Ma mentre le indagini fanno il loro corso, il creditore è un uomo libero e il debitore invece “sequestrato”. Dalle parole l’usuraio passa alle minacce: l’infermiere se lo trova fuori dall’ospedale, alla fine del turno del lavoro, si vede pedinato, una volta il creditore prova a speronarlo mentre in auto si reca con la famiglia alla messa domenicale. E’ l’inizio di una spirale sempre più stretta intorno a tutta la sua famiglia, che ormai vive in casa con le serrande abbassate, si nasconde, comincia a disgregarsi.

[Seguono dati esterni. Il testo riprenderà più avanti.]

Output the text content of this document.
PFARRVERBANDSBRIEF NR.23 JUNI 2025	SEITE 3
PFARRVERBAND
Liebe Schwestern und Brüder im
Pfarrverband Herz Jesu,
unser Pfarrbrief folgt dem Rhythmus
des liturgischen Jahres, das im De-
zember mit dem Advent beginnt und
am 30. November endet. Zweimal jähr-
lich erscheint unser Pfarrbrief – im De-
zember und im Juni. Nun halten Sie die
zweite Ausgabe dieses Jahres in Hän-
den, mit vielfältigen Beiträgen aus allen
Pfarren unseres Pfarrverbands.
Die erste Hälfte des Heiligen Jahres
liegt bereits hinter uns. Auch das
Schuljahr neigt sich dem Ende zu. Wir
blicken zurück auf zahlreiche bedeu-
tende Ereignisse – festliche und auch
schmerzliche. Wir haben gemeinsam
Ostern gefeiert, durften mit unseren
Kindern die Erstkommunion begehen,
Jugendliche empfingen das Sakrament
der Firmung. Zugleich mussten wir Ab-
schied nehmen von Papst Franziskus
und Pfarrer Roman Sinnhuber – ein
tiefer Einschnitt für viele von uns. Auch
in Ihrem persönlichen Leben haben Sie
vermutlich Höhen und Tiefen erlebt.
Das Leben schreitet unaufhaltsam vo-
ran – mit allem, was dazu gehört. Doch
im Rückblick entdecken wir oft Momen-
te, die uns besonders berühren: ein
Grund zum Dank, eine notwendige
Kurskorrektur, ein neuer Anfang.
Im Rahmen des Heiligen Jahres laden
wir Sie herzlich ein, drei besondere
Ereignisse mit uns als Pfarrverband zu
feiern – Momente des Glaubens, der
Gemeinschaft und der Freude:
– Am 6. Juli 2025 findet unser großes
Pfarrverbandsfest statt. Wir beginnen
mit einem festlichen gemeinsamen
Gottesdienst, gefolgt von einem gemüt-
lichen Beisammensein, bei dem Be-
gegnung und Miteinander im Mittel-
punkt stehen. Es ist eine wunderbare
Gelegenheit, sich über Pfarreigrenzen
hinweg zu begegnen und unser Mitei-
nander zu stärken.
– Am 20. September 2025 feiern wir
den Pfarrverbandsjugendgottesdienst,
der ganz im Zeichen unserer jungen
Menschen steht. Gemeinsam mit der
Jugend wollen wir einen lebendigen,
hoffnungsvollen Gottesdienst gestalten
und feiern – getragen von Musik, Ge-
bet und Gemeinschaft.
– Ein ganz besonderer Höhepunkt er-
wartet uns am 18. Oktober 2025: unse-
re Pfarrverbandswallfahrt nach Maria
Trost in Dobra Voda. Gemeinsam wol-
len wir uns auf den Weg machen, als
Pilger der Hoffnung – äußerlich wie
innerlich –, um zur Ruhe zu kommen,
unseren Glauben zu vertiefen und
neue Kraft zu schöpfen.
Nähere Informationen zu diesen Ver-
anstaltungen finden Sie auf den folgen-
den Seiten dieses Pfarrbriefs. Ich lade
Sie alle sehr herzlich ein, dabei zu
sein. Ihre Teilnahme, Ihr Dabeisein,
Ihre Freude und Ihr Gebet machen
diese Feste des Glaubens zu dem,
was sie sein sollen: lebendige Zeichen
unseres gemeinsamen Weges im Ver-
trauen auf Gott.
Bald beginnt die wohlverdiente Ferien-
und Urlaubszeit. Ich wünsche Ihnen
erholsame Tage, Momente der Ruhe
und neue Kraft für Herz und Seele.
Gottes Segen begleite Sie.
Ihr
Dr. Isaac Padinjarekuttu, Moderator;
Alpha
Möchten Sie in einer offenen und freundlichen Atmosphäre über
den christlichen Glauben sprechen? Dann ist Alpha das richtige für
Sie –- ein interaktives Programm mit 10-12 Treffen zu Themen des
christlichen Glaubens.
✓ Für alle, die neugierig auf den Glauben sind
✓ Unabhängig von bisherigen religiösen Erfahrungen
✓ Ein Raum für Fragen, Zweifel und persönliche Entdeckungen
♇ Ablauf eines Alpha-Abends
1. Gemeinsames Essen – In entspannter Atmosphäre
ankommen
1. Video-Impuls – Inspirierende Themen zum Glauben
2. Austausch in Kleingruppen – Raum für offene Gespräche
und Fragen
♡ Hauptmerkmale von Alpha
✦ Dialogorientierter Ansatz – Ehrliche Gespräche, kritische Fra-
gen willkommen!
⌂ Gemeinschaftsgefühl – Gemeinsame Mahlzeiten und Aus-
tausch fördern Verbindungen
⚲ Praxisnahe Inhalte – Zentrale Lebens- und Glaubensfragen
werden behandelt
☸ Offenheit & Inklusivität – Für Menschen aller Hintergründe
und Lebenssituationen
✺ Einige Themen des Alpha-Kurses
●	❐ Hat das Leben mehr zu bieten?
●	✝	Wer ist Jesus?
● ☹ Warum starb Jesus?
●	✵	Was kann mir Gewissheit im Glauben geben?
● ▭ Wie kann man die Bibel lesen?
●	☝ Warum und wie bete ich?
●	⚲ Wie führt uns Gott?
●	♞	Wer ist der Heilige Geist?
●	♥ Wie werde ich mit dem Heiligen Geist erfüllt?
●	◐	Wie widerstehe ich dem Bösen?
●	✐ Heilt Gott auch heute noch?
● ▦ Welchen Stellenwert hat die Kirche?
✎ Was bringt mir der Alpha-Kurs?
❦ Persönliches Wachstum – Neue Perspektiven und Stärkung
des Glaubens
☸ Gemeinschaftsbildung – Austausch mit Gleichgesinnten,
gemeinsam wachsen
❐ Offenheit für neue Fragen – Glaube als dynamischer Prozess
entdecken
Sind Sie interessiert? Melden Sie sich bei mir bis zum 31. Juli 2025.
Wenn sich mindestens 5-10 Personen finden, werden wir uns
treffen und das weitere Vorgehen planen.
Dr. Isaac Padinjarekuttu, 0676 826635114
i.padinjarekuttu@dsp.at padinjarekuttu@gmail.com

Una volta per sfuggire ad un pedinamento l’infermiere si rifugia nella prima caserma dei carabinieri che incontra. L’usuraio prende a calci e pugni l’auto parcheggiata fuori e viene portato all’interno dai militari, che lo denunciano per resistenza. Non pago, poco tempo dopo si presenta all’uscita del lavoro con un coltellaccio, minacciandolo apertamente, strattonandolo, mettendogli le mani al collo.

Una esistenza rovinata

Per l’infermiere è una discesa libera, un gradino alla volta: da un lato il pressing del creditore, dall’altro gli viene pignorata e venduta la casa e perde la stima dei suoi affetti più cari, fino alla moglie che si separa. Lui continua a farsi una colpa di tutto, nella sua testa è un continuo: “Non sono riuscito a proteggerli, non sono riuscito a fare fronte a tutto come avrei dovuto”. Intanto parte il processo alla coppia ma, gradino dopo gradino, l’infermiere affoga nella depressione e nell’alcool, finisce al Sert poi in un centro di recupero.

Infine la giustizia, troppo tardi

Fino alla morte, a 58 anni, lo scorso agosto. A portarlo via è una malattia non dovuta ai suoi problemi, ma che gli impedisce di vedere l’epilogo giudiziario del processo che era per lui una speranza di riacquistare una dignità.